Just now one of the significant historical roles of the primal people of the world is not simply to sustain their own traditions, but to call the entire civilized world back to a more authentic mode of being. Our only hope is in a renewal of those primordial experiences out of which the shaping of our more sublime human qualities could take place. While our own experiences can never again have the immediacy or the compelling quality that characterized this earlier period, we are experiencing a postcritical naiveté, a type of presence to the earth and all its inhabitants that includes, and also transcends, the scientific understanding that now is available to us from these long years of observation and reflection.

Fortunately we have in the native peoples of the North American continent what must surely be considered in the immediacy of its experience, in its emotional sensitivities, and in its modes of expressions, one of the most integral traditions of human intimacy with the earth, with the entire range of natural phenomena, and with the many living beings which constitute the life community. Even minimal contact with the native peoples of this continent is an exhilarating experience in itself, an experience that is heightened rather than diminished by the disintegrating period through which they themselves have passed. In their traditional mystique of the earth, they are emerging as one of our surest guides into a viable future.
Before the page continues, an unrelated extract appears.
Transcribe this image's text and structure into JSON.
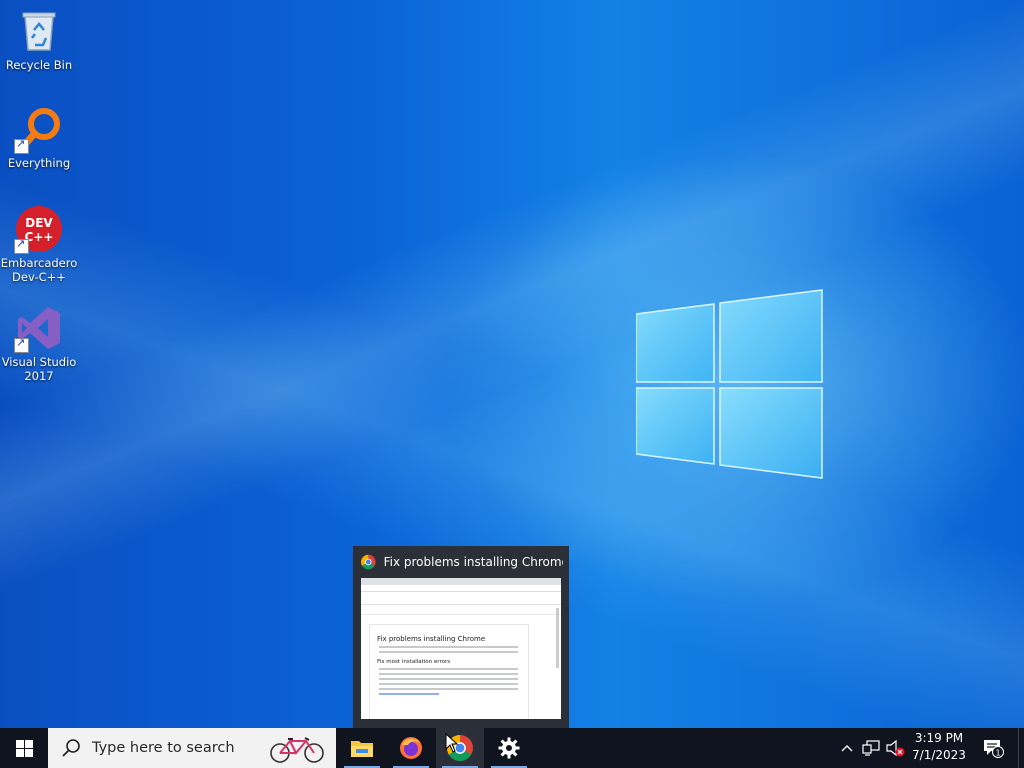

Throughout their period of dissolution, when so many tribes have been extinguished, the surviving peoples have manifested what seems to be an indestructible psychic orientation toward the basic structure and functioning of the earth, despite all our efforts to impose on them our own aggressive attitude toward the natural world. In our postcritical naiveté we are now in a period when we become capable once again of experiencing the immediacy of life, the entrancing presence to the natural phenomena about us. It is quite interesting to realize that our scientific story of the universe is giving us a new appreciation for these earlier stories that come down to us through peoples who have continued their existence outside the constraints of our civilizations.

Presently we are returning to the primordial community of the universe, the earth, and all living beings. Each has its own voice, its role, its power over the whole. But, most important, each has its special symbolism. The excitement of life is in the numinous experience wherein we are given to each other in that larger celebration of existence in which all things attain their highest expression, for the universe, by definition, is a single gorgeous celebratory event.